Acquisitive growth has been a feature of ALS’s growth over the last decade, many of which have been small given the fragmented nature of this market. Many of these acquisitions have been in the life sciences division, an industry that has shown high, predictive growth rates. Combined with depressed conditions in ALS’s cyclical exposures, such as mining, oil and gas, the non-cyclical component of the company’s overall earnings mix has been steadily rising. ALS’s earnings mix has also shifted towards offshore over the last decade, with overseas profits representing 75% of its total in the last six months.
ALS 1H FY16 Earnings Mix
ALS’s earnings for the first half of FY16 also reflected these more recent trends. Its life sciences division grew its top line by 15%; sales from its industrial division fell by 5% with a greater fall in earnings due to a fall in margins; the smaller energy division was impacted by the steep fall in the oil price over the last year; while the minerals division reported similar earnings to last year. The latter two divisions represent the ongoing risk to ALQ’s overall business at present, although we gain some comfort from more stable conditions emerging in its minerals exposure, despite the further weakness experienced in commodity markets. We remain of the view that ALQ is suitable as a small position in a share portfolio given the high quality of its core business and the reduced level of downside risk in the cyclical elements of its exposure.
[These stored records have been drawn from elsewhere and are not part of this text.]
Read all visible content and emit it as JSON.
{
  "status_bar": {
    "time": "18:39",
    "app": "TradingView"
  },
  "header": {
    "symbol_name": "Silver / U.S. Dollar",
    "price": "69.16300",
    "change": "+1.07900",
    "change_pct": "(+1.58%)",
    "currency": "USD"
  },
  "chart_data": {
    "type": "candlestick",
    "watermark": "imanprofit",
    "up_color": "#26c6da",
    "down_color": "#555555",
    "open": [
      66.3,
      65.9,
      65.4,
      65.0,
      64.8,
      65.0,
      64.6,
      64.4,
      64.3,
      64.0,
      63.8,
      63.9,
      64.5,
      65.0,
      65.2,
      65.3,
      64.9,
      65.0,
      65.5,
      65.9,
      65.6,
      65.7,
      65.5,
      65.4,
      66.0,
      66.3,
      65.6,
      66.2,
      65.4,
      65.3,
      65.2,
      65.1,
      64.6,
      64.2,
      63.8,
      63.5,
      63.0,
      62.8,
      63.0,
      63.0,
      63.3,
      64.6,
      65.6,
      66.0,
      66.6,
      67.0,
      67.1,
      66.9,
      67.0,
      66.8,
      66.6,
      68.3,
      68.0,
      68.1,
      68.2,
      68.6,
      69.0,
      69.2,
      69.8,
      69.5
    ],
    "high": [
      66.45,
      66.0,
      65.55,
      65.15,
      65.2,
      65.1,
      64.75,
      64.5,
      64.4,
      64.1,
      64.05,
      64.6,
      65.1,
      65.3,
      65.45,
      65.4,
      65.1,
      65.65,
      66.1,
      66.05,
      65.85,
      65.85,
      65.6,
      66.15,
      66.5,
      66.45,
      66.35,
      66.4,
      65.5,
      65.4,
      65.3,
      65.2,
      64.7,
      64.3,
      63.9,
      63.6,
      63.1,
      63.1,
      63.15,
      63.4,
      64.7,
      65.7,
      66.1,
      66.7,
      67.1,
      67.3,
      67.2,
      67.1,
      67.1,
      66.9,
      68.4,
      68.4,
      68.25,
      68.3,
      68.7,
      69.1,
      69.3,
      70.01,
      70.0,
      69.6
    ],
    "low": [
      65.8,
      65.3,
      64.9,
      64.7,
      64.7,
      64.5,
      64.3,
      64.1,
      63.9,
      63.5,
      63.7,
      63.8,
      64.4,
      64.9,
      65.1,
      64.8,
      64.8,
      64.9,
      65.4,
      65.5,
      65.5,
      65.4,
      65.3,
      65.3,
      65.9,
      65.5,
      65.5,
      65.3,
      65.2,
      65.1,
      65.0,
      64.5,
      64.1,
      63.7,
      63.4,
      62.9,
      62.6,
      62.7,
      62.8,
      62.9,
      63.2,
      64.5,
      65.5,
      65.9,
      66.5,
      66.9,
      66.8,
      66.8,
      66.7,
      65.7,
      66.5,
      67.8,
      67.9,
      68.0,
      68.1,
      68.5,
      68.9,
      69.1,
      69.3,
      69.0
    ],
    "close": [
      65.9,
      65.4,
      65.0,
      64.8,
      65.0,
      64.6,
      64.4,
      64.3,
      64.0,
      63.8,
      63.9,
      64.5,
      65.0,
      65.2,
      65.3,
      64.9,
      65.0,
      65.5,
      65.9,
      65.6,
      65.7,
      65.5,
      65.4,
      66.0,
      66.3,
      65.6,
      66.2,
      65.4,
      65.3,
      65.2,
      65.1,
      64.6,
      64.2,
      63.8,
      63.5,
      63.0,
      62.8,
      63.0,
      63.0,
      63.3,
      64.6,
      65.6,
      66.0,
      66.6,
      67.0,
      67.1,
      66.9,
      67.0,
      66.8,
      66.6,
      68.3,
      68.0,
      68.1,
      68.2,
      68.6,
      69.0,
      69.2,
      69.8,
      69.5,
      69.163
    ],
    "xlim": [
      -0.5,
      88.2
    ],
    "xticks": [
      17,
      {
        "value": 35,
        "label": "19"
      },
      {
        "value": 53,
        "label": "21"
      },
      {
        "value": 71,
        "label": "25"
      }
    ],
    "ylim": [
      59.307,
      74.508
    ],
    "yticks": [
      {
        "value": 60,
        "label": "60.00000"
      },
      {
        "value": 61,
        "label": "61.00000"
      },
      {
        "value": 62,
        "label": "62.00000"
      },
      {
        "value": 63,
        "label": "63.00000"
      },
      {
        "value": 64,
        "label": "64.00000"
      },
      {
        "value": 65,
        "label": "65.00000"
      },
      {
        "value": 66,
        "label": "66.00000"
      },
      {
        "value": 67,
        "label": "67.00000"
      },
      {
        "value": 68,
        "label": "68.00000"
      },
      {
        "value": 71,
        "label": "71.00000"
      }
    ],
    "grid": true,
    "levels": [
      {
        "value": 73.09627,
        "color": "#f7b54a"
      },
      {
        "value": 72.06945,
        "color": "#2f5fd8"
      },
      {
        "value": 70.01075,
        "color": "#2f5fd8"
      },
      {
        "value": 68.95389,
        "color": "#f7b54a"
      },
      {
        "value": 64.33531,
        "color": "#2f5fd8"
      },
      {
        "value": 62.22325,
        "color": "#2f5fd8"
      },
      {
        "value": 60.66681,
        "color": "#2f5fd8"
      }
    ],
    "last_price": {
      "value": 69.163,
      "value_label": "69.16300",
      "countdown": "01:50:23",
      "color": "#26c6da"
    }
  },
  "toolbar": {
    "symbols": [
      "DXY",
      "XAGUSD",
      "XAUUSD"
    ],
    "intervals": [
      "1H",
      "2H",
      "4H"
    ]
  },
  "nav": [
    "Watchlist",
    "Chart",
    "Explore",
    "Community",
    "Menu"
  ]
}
The recent strong momentum of Aristocrat Leisure (ALL) continued with its full year result. A 79% increase in earnings was boosted by the company’s purchase of VGT in mid last year. Despite the strong result, the company lifted its final dividend by just 12.5% to 9cps.
While a stronger $US also contributed to the increase in profit, ALL’s underlying operations are performing well and the company’s growth has been driven by market share gains (most notably in the key markets of Australia and the US), driven by the investment it has made in recent years in its product offering.
With most key markets described by ALL as flat to declining, the ability for the company to sustain this growth trajectory may be more challenged, particularly if its competitors begin to lift their game. The last few years has seen a bout of consolidation in the gaming machine industry and bedding down these acquisitions may have taken a priority for ALL’s peers.
More promising for ALL is an increased level of recurring revenue in its business (improved since its VGT acquisition) and the fast growth that its digital division (online and mobile gaming) again recorded. Success in this latter category may be important to the longer term success of ALL. Despite some potential risks to its medium term outlook, the stock currently trades on a forward P/E of 20X. Within the gaming sector, we have recommended investments in Tatts Group (TTS) and Star Entertainment Group (SGR) (previously Echo Entertainment).